One of the reasons most usually given to deny that animal intelligence can be comparable to ours is to point to the animals’ not having created a visible, tangible form of it, some products.

They have not constructed buildings or written poems.

But think of dolphins, for example.

We know that dolphins are highly intelligent. Yet, how could they possibly have produced things like buildings or works of art?

The medium in which they live, primarily, and their lack of suitable limbs, a consequence of it, would have made it impossible.

Dolphins make me think of the situation in which a very intelligent human with physical disabilities might have been, possibly, in the past, when technology was not there to help. Such a person’s high intellect may have never been discovered.

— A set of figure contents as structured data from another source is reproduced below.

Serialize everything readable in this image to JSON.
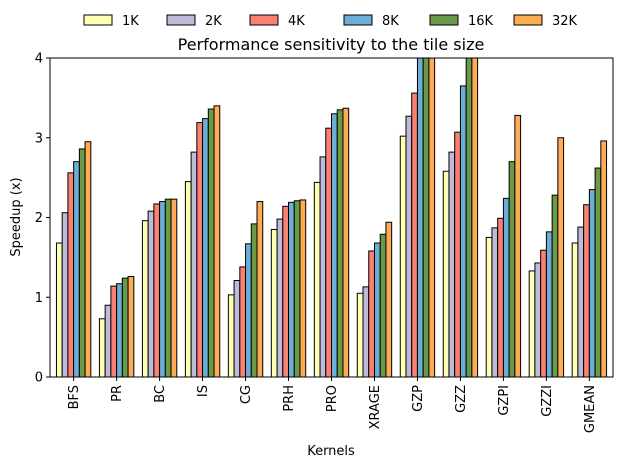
{
  "chart_data": {
    "type": "bar",
    "title": "Performance sensitivity to the tile size",
    "xlabel": "Kernels",
    "ylabel": "Speedup (x)",
    "ylim": [
      0,
      4
    ],
    "yticks": [
      "0",
      "1",
      "2",
      "3",
      "4"
    ],
    "grid": false,
    "legend_position": "top",
    "categories": [
      "BFS",
      "PR",
      "BC",
      "IS",
      "CG",
      "PRH",
      "PRO",
      "XRAGE",
      "GZP",
      "GZZ",
      "GZPI",
      "GZZI",
      "GMEAN"
    ],
    "series": [
      {
        "name": "1K",
        "color": "#ffffb3",
        "values": [
          1.68,
          0.73,
          1.96,
          2.45,
          1.03,
          1.85,
          2.44,
          1.05,
          3.02,
          2.58,
          1.75,
          1.33,
          1.68
        ]
      },
      {
        "name": "2K",
        "color": "#bebada",
        "values": [
          2.06,
          0.9,
          2.08,
          2.82,
          1.21,
          1.98,
          2.76,
          1.13,
          3.27,
          2.82,
          1.87,
          1.43,
          1.88
        ]
      },
      {
        "name": "4K",
        "color": "#fb8072",
        "values": [
          2.56,
          1.14,
          2.17,
          3.19,
          1.38,
          2.14,
          3.12,
          1.58,
          3.56,
          3.07,
          1.99,
          1.59,
          2.16
        ]
      },
      {
        "name": "8K",
        "color": "#6baed6",
        "values": [
          2.7,
          1.17,
          2.2,
          3.24,
          1.67,
          2.19,
          3.3,
          1.68,
          4.0,
          3.65,
          2.24,
          1.82,
          2.35
        ]
      },
      {
        "name": "16K",
        "color": "#6a9a48",
        "values": [
          2.86,
          1.24,
          2.23,
          3.36,
          1.92,
          2.21,
          3.35,
          1.79,
          4.0,
          4.0,
          2.7,
          2.28,
          2.62
        ]
      },
      {
        "name": "32K",
        "color": "#fdac55",
        "values": [
          2.95,
          1.26,
          2.23,
          3.4,
          2.2,
          2.22,
          3.37,
          1.94,
          4.0,
          4.0,
          3.28,
          3.0,
          2.96
        ]
      }
    ]
  }
}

I think that the best position to take on the question of the intelligence of other species is that we still do not know enough about it, in a general sense, to make a judgement. The jury is still out.

However, given this uncertainty, it is better to believe that, generally speaking, non-human animals are much more intelligent and self-aware than is commonly thought.

Why?

Because this work hypothesis has a higher heuristic value, that is it is more fertile in terms of the scientific theories and discoveries that it may lead to, than its alternative, the belief that there is nothing there to discover.

In science, when two hypotheses compete, then, coeteris paribus, ie if there is no clear reason to prefer one over the other, we should choose the hypothesis with greater heuristic potential.